Although toxicity studies were not the focus of this paper, an important issue is whether toxicity studies in mice will predict human toxicities. This is unknown, but we have shown subcutaneous injection of EGF-containing BLT result in dermatological injury (28), a finding in agreement with the known reactivity of EGF with EGFR in skin (29). Furthermore, monospecific EGFKDEL is highly toxic to mice indicating that the 70% homology of human and mouse EGF is sufficient for reactivity rendering the mouse at least a partial “ontarget” model. Still, studies indicate that EGF4KDEL 7mut is about 16-fold less toxic compared to EGFKDEL, but high doses of EGF4KDEL do result in damage to the liver predicting that hepatotoxicity might be dose limiting, a finding common to other targeted toxins (1). More complete toxicity studies are underway.
In summary, these findings show that EGF4KDEL represents an exciting new class of biological drug and an alternative strategy for breast cancer therapy and even at picomolar concentrations is capable of killing MDA-MB-231 and BT-474 cell lines. The BLT has superior activity as compared to its monospecific counterparts. Since the BLT has greater activity than an equimolar mixture of the monomeric forms, its superior activity is dependent on having both ligands on the same single chain molecule. Mutated EGF4KDEL addresses a major problem in the field, the immunogenicity of the toxin. Mutated drug retained its functional activity in entirety and had 90% reduced capacity to generate anti-toxin antibodies in normal mice indicating that we may be able to give multiple treatments of anti-carcinoma BLT with diminished immunogenicity in humans. These studies using a highly sensitive imaging model show that EGF4KDEL is effective in preventing the spread of aggressive metastatic solid tumors making it a desirable alternative drug that can be used when chemotherapy fails because of its toxicity or resistance.

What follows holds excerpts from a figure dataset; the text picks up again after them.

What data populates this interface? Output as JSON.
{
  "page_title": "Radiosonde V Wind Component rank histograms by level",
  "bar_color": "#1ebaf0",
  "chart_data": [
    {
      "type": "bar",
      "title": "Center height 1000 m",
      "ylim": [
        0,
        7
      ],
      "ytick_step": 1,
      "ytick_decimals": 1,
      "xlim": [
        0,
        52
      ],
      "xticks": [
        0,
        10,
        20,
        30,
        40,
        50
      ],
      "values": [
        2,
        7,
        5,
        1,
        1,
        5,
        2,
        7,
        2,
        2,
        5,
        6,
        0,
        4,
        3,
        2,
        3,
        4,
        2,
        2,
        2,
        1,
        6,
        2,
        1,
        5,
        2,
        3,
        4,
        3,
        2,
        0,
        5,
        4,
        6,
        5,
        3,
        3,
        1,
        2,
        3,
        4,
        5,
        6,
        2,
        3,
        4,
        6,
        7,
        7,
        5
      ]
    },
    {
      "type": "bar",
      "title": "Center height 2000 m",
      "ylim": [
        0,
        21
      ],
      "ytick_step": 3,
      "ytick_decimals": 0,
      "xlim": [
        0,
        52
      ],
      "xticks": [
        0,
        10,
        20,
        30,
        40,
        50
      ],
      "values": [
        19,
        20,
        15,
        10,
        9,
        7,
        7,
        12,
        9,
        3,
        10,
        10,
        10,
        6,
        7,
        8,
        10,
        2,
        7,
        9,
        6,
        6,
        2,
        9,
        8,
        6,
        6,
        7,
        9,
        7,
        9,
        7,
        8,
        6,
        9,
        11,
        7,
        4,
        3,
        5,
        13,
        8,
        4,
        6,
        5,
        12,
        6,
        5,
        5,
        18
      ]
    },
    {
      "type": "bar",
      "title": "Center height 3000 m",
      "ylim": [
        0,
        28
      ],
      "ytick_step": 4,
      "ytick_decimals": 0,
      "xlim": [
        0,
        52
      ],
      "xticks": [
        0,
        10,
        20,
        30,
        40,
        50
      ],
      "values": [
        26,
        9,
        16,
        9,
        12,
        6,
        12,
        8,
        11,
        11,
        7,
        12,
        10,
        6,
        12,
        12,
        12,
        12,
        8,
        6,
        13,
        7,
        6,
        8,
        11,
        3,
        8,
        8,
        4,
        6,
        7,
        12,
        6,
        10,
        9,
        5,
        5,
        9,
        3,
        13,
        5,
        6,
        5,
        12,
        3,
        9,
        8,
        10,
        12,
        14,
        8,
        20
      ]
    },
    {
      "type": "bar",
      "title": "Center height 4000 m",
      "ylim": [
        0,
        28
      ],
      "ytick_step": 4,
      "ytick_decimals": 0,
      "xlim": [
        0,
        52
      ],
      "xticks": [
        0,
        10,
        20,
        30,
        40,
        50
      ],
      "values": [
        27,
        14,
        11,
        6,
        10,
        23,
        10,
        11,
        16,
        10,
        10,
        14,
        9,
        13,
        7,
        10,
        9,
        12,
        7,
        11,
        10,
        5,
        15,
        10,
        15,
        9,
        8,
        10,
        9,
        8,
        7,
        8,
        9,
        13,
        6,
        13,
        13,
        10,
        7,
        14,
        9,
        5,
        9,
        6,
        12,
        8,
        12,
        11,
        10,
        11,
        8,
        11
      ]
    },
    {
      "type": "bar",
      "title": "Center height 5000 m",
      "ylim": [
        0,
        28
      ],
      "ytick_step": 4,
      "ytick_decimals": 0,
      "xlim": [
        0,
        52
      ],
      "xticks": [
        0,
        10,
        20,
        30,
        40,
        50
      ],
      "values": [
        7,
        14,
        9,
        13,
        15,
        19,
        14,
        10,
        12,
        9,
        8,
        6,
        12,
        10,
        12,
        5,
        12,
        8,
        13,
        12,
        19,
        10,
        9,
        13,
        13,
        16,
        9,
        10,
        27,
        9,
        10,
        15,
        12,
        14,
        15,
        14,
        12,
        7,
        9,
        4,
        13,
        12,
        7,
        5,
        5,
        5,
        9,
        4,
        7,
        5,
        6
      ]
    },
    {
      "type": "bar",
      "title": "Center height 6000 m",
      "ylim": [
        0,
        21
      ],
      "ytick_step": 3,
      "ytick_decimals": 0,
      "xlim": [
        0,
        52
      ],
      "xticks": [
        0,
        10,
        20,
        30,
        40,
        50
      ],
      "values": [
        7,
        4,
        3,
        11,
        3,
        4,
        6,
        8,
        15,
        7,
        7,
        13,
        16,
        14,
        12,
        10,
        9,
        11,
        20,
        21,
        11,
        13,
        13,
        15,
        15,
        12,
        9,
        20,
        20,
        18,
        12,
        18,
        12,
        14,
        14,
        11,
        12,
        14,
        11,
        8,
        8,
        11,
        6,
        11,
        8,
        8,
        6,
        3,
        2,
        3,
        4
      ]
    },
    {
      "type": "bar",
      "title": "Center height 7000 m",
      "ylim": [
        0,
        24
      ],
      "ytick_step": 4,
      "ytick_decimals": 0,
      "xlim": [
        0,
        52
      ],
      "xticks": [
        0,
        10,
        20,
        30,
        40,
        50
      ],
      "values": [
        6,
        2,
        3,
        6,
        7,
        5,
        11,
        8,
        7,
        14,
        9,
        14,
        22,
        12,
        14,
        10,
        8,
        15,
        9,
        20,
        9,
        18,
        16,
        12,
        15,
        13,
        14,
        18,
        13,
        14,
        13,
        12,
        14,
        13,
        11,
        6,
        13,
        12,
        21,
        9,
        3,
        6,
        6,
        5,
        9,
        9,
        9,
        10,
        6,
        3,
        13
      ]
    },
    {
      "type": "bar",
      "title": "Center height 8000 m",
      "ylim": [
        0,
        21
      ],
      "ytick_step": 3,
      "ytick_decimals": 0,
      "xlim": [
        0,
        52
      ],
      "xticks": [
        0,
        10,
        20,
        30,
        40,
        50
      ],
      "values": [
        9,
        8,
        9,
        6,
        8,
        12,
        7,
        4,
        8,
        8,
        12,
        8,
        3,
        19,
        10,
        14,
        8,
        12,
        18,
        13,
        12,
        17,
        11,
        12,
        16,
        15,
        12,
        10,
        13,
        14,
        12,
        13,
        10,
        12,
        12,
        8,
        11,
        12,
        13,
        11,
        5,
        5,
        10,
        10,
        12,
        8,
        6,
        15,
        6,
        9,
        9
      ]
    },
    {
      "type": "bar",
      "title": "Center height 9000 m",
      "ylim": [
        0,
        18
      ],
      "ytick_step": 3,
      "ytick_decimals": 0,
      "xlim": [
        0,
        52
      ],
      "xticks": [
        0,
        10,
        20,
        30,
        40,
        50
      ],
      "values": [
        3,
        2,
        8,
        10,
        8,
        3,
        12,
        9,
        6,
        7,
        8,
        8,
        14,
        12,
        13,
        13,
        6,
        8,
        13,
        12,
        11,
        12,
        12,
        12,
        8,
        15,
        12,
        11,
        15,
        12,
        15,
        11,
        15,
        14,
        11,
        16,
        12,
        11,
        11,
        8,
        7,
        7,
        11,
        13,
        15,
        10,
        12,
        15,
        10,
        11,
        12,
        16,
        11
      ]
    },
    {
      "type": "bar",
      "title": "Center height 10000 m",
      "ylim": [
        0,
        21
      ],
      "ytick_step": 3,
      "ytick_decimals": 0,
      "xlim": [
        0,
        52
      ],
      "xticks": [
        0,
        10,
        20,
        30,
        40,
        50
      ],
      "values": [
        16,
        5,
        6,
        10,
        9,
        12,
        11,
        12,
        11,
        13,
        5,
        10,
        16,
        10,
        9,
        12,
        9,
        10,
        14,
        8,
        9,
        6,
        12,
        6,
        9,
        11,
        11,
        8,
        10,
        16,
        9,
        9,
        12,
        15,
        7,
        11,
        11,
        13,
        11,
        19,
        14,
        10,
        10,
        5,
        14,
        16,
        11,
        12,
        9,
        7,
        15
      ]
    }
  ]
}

Targeted toxins represent a biological drug class that can be used as an alternative for failed chemotherapy. New bispecific ligand directed toxins are reported that are superior to their monospecific counterparts and dependent on having dual cytokine ligands on the same single chain toxin. Further genetic alteration are used to enhance potency with the addition of an ER retention sequence and mutations that reduce the immunogenicity of the toxin by about 90%. This drug, EGF4KDEL7mut, was studied in a powerful bioluminescence luciferase reporter gene model in which tumor grew aggressively, metastasized, and imaging could be performed in real time. EGF4KDEL7mut was highly effective even when we waited 26 days to begin therapy. Because immunogenicity was significantly reduced, these studies show that these alterations will permit us to give multiple drug treatments required for anti-tumor effects and opens the door for clinical studies of chemotherapy refractory breast cancer.
This work was supported in part by the US Public Health Service Grants RO1-CA36725, RO1-CA082154, awarded by the NCI and the NIAID, DHHS, and the Randy Shaver Foundation.
The authors have no conflicts of interest.